17 August 2020

It is with great sadness to report that a long-time and greatly valued friend of Oxford Research Group (ORG), Professor Frank Barnaby, died on 1 August at the age of 92. Frank was remarkable in so many ways, including his pivotal role in the evolution of ORG's work on nuclear weapons policy over the best part of two decades.

Frank was a nuclear physicist by training, working at the Atomic Weapons Research Establishment at Aldermaston in the 1950s on the early UK nuclear weapons programme, including an involvement in atom bomb tests. As the government developed the much more powerful thermonuclear hydrogen bomb, he left Aldermaston in 1957 and moved to a Medical Research Council programme at University College London, developing a life-long commitment to nuclear arms control and disarmament.

In 1967 he became Executive Secretary of the Pugwash Conferences on Science and World Affairs, the unique trans-national endeavour that sought to maintain relations between scientists across the East West divide. The Pugwash movement was extraordinarily successful, during very difficult periods of East-West relations, keeping channels of communication open across the Iron Curtain and doing much to ensure that at least some of the dangers of the Cold War nuclear confrontation were mitigated. 

In 1971, Frank was appointed Director of the Stockholm International Peace Research Institute (SIPRI), a post he held for ten years.   At that time, and under his leadership, SIPRI was the world's main centre for peace research, publishing leading analyses of world militarisation. He also committed much of his time to lecturing on the dangers of the nuclear arms race which, by the 1980s, was becoming increasingly unstable and fed into a public concern bordering on deep unease over the risk of nuclear war.   When he gave a lecture in 1980 to students at Bradford University, a technical university that was also developing a School of Peace Studies, one of those present later described the experience: 

He held his audience enthralled as he talked in precise terms of the scientific background to the nuclear arms race, of the dangers of first strike weapons, the horrifying effects of nuclear explosions and of the consequences of uncontrolled crisis escalation. 

The University later awarded him an Honorary Doctorate of Science.

Over more than five decades Frank worked on nuclear disarmament issues, especially the control of nuclear proliferation, including periods as Guest Professor at the Free University, Amsterdam between 1981–1985, and Visiting Professor at the University of Minnesota in 1985. He was widely acknowledged as a world authority on the subject, with a prodigious output, not just in terms of books and papers, but through innumerable public lectures and radio and television interviews.
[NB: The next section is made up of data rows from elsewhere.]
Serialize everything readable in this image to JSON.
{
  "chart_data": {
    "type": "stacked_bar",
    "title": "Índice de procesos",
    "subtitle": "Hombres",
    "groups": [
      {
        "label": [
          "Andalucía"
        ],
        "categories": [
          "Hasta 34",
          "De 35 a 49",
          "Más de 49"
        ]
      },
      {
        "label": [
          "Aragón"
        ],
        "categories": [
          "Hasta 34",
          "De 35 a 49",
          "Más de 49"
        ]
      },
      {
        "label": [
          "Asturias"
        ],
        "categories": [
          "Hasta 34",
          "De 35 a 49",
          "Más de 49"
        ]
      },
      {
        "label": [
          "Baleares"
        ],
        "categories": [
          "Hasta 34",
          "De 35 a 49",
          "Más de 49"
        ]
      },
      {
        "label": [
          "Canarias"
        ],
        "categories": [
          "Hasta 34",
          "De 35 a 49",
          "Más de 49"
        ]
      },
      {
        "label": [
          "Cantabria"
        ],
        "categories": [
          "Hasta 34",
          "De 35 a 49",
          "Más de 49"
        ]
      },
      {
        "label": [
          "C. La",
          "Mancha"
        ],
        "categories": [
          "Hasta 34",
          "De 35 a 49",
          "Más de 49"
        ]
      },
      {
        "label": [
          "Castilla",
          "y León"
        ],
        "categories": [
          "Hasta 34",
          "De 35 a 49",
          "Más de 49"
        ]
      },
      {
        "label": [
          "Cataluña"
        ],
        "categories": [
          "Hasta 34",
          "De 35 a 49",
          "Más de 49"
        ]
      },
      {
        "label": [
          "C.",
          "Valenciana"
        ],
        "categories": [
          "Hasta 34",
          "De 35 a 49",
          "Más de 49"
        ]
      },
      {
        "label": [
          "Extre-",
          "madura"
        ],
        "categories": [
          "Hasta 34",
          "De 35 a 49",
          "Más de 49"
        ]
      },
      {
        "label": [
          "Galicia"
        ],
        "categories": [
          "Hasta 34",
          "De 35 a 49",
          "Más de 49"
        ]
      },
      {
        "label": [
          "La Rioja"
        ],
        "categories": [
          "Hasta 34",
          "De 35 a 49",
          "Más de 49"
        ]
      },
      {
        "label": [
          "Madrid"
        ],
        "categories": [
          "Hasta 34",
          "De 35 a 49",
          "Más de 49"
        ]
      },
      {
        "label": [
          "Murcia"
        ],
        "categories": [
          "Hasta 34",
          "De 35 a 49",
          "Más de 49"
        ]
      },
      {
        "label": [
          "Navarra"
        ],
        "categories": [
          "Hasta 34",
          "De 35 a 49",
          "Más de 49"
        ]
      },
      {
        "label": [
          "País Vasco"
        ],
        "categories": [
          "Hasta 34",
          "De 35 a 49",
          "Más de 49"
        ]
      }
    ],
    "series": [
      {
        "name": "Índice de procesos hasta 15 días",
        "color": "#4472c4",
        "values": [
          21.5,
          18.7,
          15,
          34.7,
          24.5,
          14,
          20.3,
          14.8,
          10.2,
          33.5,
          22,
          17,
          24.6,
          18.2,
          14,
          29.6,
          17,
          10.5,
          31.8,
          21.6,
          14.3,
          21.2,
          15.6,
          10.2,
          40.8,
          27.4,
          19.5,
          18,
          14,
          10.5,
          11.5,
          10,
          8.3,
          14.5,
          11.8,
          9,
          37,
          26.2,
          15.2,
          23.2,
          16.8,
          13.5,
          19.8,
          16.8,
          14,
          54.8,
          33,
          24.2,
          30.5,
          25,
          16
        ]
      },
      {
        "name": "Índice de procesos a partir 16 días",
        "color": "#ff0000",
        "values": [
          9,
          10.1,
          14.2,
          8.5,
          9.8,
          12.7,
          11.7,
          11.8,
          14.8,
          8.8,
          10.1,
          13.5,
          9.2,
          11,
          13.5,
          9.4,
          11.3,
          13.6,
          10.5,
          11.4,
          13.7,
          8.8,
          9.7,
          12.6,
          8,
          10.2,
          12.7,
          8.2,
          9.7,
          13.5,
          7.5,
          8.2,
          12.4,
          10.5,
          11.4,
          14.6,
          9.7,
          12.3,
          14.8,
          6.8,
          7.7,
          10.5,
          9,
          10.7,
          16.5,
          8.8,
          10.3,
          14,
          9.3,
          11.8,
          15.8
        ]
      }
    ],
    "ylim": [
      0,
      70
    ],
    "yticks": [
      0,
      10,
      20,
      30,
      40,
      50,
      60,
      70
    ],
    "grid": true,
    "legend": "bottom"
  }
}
His close association with the Oxford Research Group started in 1994 when he joined as Scientific and Technical Consultant on nuclear issues. In this capacity Frank authored or edited numerous reports and engaged with policy-makers, MPs, and journalists on: the risks of nuclear terrorism in Britain; the future of the British Trident nuclear weapons system; the British government’s policy for dealing with its growing stockpile of excess plutonium; the future of plutonium reprocessing at British Nuclear Fuels Sellafield site; the proliferation risks of making and exporting Mixed Oxide (MOX) nuclear fuel; controlling the spread of fissile materials for use in nuclear weapons; the weaponisation of space; the potential for Japan to develop nuclear weapons; the North Korean nuclear crisis; Iran’s nuclear-related activities; and new nuclear weapon-related developments in the United States and the UK. 

His work for ORG in the early 2000s included research reports on: the consequences of Iran’s nuclear programme and the possible consequences of a military strike; the proliferation and security consequences of building a new generation of nuclear power plants in the UK, and of a worldwide “nuclear renaissance”; the options open to the British government on the possible replacement of the Trident nuclear weapons system, particularly the option to become a non-nuclear weapon state;  the safeguards system of the International Atomic Energy Agency, the agency that verifies countries commitments to the Nuclear Non-Proliferation Treaty (NPT); and resolving the North Korean nuclear crisis.

His was a unique independent scientific voice on the grey area between civilian and military uses of nuclear energy, taking a position which, especially in the many tense periods of the Cold War, required no little courage.  Of his long association with ORG, the Founding Director, Dr Scilla Elworthy writes:

He was pivotal in the development of ORG; without his knowledge and his reputation we could not have reached the people who eventually came to Charney Manor and many other discussions. He was also a constant source of key information, which steered us through many challenging moments.

I was often in awe of the way his gravitas won the argument; he had a dignity and a certainty, borne of decades of accumulating knowledge, that could not be gain-said.

He also had such a great sense of humour, to bring us back to our senses when things got too much.

The depth of his knowledge was in fact the rock on which ORG’s work was built.

He also showed us all how absurd and impossible the nuclear ‘competition’ had become, and how deadly.   We are all in his debt, and I believe his life’s work saved many, many lives.